In einer Veröffentlichung des European Lifelong Guidance Policy Network werden Studien zur Evidenz der positiven Wirkung u. a. auch der Berufsberatung in Kurzfassung zusammengetragen. Allerdings bleibt in dieser Literaturaufarbeitung in vielen Fällen unklar, ob es sich um öffentliche oder private Beratungsangebote handelt. Die Methodik der Studien wird nicht dargestellt; was als positiver Effekt gewertet werden kann, wird ebenfalls nicht hinterfragt. So kann z. B. die Senkung einer Dropout-Quote positiv, aber auch negativ gewertet werden, wenn sie das Finden einer besseren Ausbildungs- oder Jobalternative verhindert.

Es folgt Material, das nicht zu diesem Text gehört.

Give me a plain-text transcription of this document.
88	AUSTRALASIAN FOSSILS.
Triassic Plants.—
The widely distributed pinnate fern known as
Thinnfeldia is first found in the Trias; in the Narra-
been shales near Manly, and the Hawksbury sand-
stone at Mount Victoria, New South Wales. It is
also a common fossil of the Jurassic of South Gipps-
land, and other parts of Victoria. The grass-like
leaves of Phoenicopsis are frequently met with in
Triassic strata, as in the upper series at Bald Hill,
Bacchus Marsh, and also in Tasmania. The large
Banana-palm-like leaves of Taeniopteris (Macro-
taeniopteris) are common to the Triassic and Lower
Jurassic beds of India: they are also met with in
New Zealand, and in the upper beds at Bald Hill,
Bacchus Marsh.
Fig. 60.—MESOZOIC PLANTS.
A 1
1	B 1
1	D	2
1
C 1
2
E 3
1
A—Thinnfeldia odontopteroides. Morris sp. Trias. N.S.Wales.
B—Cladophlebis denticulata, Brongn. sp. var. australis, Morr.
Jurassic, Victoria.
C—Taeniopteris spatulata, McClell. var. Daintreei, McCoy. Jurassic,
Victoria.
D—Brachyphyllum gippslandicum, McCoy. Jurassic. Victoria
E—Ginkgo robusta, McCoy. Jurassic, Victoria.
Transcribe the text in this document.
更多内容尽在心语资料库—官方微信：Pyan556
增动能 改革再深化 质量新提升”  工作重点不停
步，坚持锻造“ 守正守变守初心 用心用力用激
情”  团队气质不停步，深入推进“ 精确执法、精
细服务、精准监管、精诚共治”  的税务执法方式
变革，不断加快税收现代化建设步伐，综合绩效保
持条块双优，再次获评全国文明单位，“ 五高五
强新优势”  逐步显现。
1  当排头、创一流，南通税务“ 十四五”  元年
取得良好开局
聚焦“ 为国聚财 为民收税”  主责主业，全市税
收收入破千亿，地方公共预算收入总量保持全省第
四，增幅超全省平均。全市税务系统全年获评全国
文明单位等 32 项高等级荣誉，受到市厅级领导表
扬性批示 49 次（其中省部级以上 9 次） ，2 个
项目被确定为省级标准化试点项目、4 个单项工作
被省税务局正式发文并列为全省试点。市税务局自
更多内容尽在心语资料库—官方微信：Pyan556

Ein konkreter Zusammenhang zwischen dem Typ der Beratungsintervention und dem Erfolg wird von den meisten Studien nicht hergestellt. Oft handelt es sich um die Erfassung von Kurzzeiteffekten; es fehlen Follow-up-Studien, die Langzeiteffekte untersuchen. Schließlich ist es kaum möglich, den Effekt der Intervention von anderen Variablen (z. B. dem Arbeitsplatzangebot) zu trennen. Ungeachtet dieser Kritik zeigen viele Studien positive Ergebnisse im Hinblick auf Einstellungen und Motivation auf.
2016 erschien eine durch das AMS Österreich herausgegebene Publikation, die einen Überblick zu Methoden und Indikatoren für die Wirkungsmessung der Bildungs- und Berufsberatung gibt.